Part 1.

547 85 10
                                    

Maafkan aku. Kupikir itu marga, dan kamu malu menggunakannya. Maka aku tersinggung, sebab nama depanmu sama seperti margaku. Sung.

***

Jam di pergelangan tangan kanannya mendekati setengah sepuluh. Ara menyeret koper menuju pintu keluar terminal 1 bandara Incheon. Sengaja tak memakai troli, ia hanya membawa satu ransel di punggungnya dan satu tas jinjing yang ia taruh di atas koper 24 inch berisi keperluannya untuk empat bulan ke depan.

Tak sempat mengagumi kemegahan bandara Incheon, sebab menurutnya setiap bandara utama di suatu negara pasti luas dan megah. Tapi untuk kebersihan dan suasananya, ia menilai bandara yang beroperasi sejak tahun 2001 itu memang jauh lebih baik dari Soekarno Hatta. Maklum, hanya dua itu saja bandara utama suatu negara yang pernah ia singgahi.

Sampai di pintu keluar Ara mencari-cari seseorang yang memegang kertas bertuliskan namanya. Pihak office telah memberi informasi akan ada dua staf yang menjemputnya, Kim Chun Ae dan Sung Jae Won. Sebenarnya ia sudah pernah bertemu dengan Chun Ae, tapi ia mendadak kesulitan mengingat wajahnya begitu melihat wajah-wajah yang setipe bertebaran di sana.

Jembar Segara - Indonesia

Matanya menemukan kertas bertuliskan namanya. Bergegas ia menghampiri dengan senyum lega.

"Annyonghaseyo, Chun Ae eonni dan Mr. Sung. Saya Jembar Segara. Ara," sapa Ara dalam bahasa Korea. Ia memang telah belajar cukup lama, dan lawan bicaranya tahu itu.

"Ah, ya ya. Akhirnya kita bertemu juga selain via email ya. But, please, jangan panggil aku mister, panggil saja oppa. Jae Won oppa."

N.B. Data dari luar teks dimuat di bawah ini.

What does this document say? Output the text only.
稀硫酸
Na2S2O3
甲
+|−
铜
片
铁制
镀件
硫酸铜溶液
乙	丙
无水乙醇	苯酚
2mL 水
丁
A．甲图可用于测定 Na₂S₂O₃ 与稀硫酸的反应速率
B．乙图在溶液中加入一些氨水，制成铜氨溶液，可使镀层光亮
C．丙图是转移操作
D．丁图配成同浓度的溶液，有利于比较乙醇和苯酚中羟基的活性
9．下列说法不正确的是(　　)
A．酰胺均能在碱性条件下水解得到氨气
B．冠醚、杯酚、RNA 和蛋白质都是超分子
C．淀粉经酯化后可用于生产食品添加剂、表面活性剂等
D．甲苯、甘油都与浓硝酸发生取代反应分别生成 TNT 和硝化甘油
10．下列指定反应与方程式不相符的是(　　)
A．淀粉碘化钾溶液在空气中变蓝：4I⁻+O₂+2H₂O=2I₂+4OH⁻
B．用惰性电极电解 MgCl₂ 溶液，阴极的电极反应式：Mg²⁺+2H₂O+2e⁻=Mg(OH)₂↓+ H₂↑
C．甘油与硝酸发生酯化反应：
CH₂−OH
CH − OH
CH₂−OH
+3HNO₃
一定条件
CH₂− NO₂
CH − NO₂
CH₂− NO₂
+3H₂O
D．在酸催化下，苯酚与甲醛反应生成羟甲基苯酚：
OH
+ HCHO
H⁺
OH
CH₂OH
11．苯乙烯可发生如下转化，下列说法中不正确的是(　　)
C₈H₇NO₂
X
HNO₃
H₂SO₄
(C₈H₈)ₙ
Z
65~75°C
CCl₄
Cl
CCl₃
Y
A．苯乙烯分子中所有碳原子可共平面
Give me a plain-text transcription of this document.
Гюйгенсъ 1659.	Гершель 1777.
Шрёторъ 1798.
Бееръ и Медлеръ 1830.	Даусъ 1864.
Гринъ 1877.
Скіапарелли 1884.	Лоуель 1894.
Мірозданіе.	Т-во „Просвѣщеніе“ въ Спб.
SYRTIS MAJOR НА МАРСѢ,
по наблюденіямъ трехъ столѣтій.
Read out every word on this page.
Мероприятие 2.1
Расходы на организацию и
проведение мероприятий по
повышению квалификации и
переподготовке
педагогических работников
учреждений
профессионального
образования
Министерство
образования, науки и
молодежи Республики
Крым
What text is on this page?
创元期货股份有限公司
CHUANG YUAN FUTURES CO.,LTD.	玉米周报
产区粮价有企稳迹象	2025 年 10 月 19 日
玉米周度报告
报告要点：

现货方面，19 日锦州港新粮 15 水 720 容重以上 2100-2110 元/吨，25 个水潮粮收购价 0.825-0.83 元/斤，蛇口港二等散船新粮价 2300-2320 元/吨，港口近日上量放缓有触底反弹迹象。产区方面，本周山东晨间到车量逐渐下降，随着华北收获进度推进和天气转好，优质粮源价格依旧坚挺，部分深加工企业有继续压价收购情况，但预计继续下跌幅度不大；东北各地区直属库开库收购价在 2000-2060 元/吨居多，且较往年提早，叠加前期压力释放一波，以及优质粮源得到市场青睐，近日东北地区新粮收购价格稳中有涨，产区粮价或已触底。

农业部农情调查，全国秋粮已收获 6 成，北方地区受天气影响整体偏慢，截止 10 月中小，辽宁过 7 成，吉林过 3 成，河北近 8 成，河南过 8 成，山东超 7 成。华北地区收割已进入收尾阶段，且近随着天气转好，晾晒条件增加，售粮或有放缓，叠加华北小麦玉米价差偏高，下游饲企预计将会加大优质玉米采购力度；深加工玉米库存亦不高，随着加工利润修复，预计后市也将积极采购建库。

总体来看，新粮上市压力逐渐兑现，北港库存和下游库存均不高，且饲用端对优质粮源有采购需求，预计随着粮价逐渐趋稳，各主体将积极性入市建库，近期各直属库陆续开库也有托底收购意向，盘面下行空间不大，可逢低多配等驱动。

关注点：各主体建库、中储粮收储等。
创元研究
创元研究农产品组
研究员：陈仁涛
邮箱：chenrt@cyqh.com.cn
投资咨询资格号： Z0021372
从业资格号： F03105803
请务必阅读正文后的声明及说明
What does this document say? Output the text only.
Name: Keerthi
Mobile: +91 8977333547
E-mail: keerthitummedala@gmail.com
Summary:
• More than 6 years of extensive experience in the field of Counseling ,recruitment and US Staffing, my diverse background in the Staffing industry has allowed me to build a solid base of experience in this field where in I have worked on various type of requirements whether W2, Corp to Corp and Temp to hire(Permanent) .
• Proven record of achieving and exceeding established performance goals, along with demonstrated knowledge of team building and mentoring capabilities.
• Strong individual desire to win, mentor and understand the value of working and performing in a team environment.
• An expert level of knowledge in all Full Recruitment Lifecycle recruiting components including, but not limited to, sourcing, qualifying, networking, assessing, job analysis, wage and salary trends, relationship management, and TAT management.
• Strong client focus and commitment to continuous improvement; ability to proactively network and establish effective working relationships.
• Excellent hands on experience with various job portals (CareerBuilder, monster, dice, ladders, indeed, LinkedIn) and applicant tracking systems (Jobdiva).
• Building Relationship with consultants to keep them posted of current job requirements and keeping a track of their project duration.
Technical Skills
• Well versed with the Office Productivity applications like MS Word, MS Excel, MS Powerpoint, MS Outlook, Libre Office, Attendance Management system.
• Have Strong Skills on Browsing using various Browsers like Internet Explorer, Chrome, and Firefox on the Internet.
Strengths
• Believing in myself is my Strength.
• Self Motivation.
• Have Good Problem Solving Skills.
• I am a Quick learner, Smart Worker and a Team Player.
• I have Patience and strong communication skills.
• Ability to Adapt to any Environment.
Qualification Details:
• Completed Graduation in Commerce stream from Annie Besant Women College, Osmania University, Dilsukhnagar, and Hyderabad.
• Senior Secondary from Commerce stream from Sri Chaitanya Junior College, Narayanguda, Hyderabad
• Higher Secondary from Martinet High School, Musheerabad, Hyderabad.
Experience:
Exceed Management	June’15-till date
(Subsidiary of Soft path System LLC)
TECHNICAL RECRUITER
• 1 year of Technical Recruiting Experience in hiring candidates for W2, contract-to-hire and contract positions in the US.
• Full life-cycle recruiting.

Pria bermarga Sung itu tertawa. Ia meralat panggilan Ara untuknya. Tak mau terlihat lebih tua dengan panggilan yang menurutnya terlalu formal.

"Baiklah, kita langsung ke Seoul saja."

Jae Won menyetir mobil dengan santai. Sesantai obrolan yang mengalir sepanjang 76 km perjalanan mereka. Ara sendiri tak butuh waktu lama untuk bisa akrab dengan dua orang yang akan menjadi rekan kerjanya selama empat bulan ke depan. Mungkin karena topik perbincangan mereka tak lepas dari pekerjaan yang memang menjadi penghubung mereka sehari-hari.

Sesekali kedua netra gadis keturunan Jawa itu mengamati kanan kiri. Ia berkata dalam hati, Bener kata Mas Heru, orang Korea memang nasionalismenya tinggi. Di jalanan, hampir nggak ada mobil selain brand dalam negeri. Peralatan elektronik yang biasa mereka pakai sehari-hari juga begitu. Dan satu lagi, makanan. Mereka sangat menggemari makanan dari negerinya sendiri.

Dua yang terakhir Ara belum melihat sendiri, tapi ia percaya sebab ia pun pernah membaca mengenai hal tersebut.

Jae Won menghentikan laju mobilnya di sebuah kedai. Mereka bertiga turun dari mobil untuk sarapan. Ara tak tahu namanya, ia menyebutnya sebagai bubur ayam, dan ia yakin itu termasuk makanan halal. Tentunya hanya dalam hati saja.

"Ini namanya dakjuk. Kalau di Jakarta namanya bubur ayam. Halal." Jae Won seolah mengerti apa yang Ara pikirkan.

"Sarapan kesukaan Heru," sahut Chun Ae, disambut tawa dua lainnya.

"Ada banyak jenis bubur di sini. Kamu nanti akan tinggal bersama Chun Ae. Biar dia memasakkan semua jenisnya untukmu. Dia jagonya masak bubur, sampai suaminya meninggalkan dia gara-gara setiap hari diberi bubur."

Laki-laki itu kembali terbahak. Chun Ae menghadiahi satu tinju di lengannya.

"Beginilah kami, Ara. Kamu tak perlu sungkan-sungkan. Di office, kami semua dekat seperti keluarga."

"Dan ada tiga orang yang muslim di office. Kita bisa salat berjamaah."

Jae Won memang sedikit bawel. Ia selalu bicara dan memberi keterangan lebih dari yang diminta. Begitulah.